山本學(以下、山本):1月3日で89歳になりました。だから今までできていたことも、できなくなります。一番驚いたのは跳躍ができないことですね。ジャンプができない。正確に言えば、努力すると少しはできるのです。でも昔は身体を鍛えるために縄跳びをしていましたが、今はできないね。70代ではできても、80代になるとできない。あと僕は数年前に寝室の白壁に奇妙な図形が映ることに気づいたのですが、これは大きかった。

老化と認知症は別の問題

──この図形のエピソードは対談集『老いを生ききる』にも登場する。幻視の一種で、医学的には軽度の認知障害の症例として分類される。

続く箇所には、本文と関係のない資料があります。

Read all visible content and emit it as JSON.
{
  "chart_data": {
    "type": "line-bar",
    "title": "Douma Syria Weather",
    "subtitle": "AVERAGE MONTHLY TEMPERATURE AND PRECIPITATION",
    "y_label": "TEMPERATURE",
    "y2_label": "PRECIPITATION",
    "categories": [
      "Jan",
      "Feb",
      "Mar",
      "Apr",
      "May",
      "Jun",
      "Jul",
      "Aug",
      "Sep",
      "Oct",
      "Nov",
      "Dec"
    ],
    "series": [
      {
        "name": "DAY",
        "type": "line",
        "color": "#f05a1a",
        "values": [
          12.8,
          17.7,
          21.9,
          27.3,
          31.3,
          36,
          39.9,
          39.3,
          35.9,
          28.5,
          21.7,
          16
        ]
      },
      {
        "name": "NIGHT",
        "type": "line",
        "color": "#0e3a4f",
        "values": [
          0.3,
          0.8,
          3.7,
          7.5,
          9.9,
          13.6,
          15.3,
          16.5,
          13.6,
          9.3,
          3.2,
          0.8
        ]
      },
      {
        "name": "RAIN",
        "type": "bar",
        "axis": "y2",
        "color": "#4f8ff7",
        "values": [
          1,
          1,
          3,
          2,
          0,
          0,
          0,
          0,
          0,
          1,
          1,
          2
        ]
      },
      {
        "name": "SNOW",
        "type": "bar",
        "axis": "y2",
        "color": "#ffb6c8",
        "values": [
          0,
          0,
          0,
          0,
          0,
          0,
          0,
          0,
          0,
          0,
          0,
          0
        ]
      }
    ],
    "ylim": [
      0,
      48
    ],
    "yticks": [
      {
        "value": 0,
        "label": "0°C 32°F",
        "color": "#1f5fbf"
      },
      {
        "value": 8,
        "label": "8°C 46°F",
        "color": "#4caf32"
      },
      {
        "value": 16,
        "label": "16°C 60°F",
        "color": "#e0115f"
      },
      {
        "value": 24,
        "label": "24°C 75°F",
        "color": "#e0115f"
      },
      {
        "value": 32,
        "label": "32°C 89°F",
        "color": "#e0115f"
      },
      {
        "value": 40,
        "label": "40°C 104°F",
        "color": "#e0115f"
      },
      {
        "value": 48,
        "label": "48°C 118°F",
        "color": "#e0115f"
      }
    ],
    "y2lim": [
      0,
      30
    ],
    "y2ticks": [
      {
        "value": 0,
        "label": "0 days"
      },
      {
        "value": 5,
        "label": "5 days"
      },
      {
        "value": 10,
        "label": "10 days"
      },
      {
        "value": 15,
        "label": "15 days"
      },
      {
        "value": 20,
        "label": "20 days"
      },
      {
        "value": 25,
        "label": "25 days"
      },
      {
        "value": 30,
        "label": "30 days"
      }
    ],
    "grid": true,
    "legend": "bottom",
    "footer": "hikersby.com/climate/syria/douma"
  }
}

山本:この幻視で朝田先生との縁が生まれたわけですが、僕の友達も80代になると幻視が始まったと言っていました。テレビを見ていると、視界の片隅に見知らぬ男が立っている。でもいるはずはない。友達は深く気にせず日常生活を送っているのです。本当に80代になって初めて知ることはたくさんありますね。

朝田隆(以下、朝田):人間が90年、100年生きられるかもしれない時代になってきた。かつての常識では考えられないほど長寿の人間が増えてきた状態に、今の医学は充分に対応できているとは言えません。

山本:著作の中でも先生と話をしましたが、年を取ると身体のあちこちが悪くなる。五感の質が落ちていく。耳から悪くなる人、目から悪くなる人、それぞれ違います。そして私たち高齢者にとって老化と認知症の問題は完全に別なのです。ところが、どうも今の報道や政府の施策を見ていると、老化と認知症を一緒くたにしているのではないかという気がします。